Subnets were given /25 IPv4 CIDR blocks so there’s room for 512 of them in the VPC. This allows for significant future growth of accounts with VPC access beyond the initial six.

Networking resources were deployed using CloudFormation. Several templates are involved because the Shared VPC creates more deployment scenarios than usual:

  • Resources deployed one-off in shared-prod, e.g. the VPC itself.
  • Resources deployed per-account but in shared-prod, e.g. subnets; build pipelines were used for this.
  • More resources deployed one-off in shared-prod but needing to be done after subnets are created.
  • Resources deployed in each account, e.g. EC2 Instance Connect Endpoints; a service-managed StackSet was used for this.

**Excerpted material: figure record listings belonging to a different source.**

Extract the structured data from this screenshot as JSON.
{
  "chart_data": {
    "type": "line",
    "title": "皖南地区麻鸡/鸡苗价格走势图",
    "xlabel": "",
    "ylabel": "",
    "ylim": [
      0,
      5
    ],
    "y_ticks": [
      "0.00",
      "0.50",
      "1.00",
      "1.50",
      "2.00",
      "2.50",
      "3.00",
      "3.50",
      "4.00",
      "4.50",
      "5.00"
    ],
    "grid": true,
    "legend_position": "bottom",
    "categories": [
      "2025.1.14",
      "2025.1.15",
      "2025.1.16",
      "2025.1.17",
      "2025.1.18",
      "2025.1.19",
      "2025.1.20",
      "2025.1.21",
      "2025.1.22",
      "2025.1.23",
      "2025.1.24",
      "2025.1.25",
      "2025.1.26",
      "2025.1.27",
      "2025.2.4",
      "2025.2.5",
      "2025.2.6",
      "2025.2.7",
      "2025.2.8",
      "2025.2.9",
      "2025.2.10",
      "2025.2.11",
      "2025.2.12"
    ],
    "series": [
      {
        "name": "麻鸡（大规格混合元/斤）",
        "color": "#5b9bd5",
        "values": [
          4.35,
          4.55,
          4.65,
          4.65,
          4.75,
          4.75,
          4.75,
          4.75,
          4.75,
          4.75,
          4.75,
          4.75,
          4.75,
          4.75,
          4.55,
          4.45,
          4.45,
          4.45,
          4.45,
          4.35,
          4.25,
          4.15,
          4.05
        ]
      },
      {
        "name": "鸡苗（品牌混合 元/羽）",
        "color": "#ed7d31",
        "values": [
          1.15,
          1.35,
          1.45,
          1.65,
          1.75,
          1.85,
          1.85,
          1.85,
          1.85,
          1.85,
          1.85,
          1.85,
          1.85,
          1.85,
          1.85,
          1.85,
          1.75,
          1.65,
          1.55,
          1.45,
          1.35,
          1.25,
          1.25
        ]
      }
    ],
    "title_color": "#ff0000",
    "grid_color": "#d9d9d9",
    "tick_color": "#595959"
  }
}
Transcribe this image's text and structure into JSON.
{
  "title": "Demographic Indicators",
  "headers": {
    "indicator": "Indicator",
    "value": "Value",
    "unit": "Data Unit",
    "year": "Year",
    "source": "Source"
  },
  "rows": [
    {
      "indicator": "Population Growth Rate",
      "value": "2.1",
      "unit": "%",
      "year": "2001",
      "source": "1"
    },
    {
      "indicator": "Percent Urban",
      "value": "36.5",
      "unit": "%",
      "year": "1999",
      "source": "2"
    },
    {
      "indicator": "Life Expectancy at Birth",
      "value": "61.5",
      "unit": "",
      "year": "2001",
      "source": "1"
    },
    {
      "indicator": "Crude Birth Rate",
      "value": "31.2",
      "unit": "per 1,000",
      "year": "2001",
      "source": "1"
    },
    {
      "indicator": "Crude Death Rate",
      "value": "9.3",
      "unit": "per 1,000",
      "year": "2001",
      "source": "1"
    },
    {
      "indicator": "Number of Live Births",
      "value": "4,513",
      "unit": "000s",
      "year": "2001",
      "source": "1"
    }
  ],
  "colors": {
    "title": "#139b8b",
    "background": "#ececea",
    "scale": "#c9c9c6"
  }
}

The build pipelines mentioned above were structured as follows. Firstly they were divided into pipelines for each domain; initially one for the shared accounts and one for the workload domain but more workload domains may be added. For each domain there are “develop” and “main” pipelines as described in the following section. Each pipeline was instantiated via a CloudFormation Stack, and the same template was used for each Stack with only Stack parameters varying.

Pipelines such as the ones described above for network setup were based on the approach described in the “Secure Cross Account Continuous Delivery Pipelines using AWS CodePipeline” case study done for another client. In summary, a centralised approach was adopted where CodePipeline instances and common resources are managed from a “Tools” account, in this case the shared-nonprod account. Supporting cross account roles were also created which allows AWS CodePipeline to assume those roles and perform deployment actions within target accounts.

Pairs of build pipelines are used where a “develop” pipeline is triggered by commits to the “develop” branch in the corresponding CodeCommit repository, and a “main” pipeline is triggered by commits to the “main” branch. The former pipeline deploys to Development and Test accounts, and the latter pipeline to UAT and Production accounts.

Outcome

The client now has taken responsibility for the AWS workload in a new set of AWS accounts set up as a best-practice Landing Zone while keeping infrastructure costs to a minimum. This environment is strong beginning for the client to begin their AWS journey, and allows for significant expansion using the current architecture. The creation of resources using DevOps approaches helps enable the small cohort of staff to achieve more effective and uniform management over time, helping start some of the transformation of the organisations “run” capability.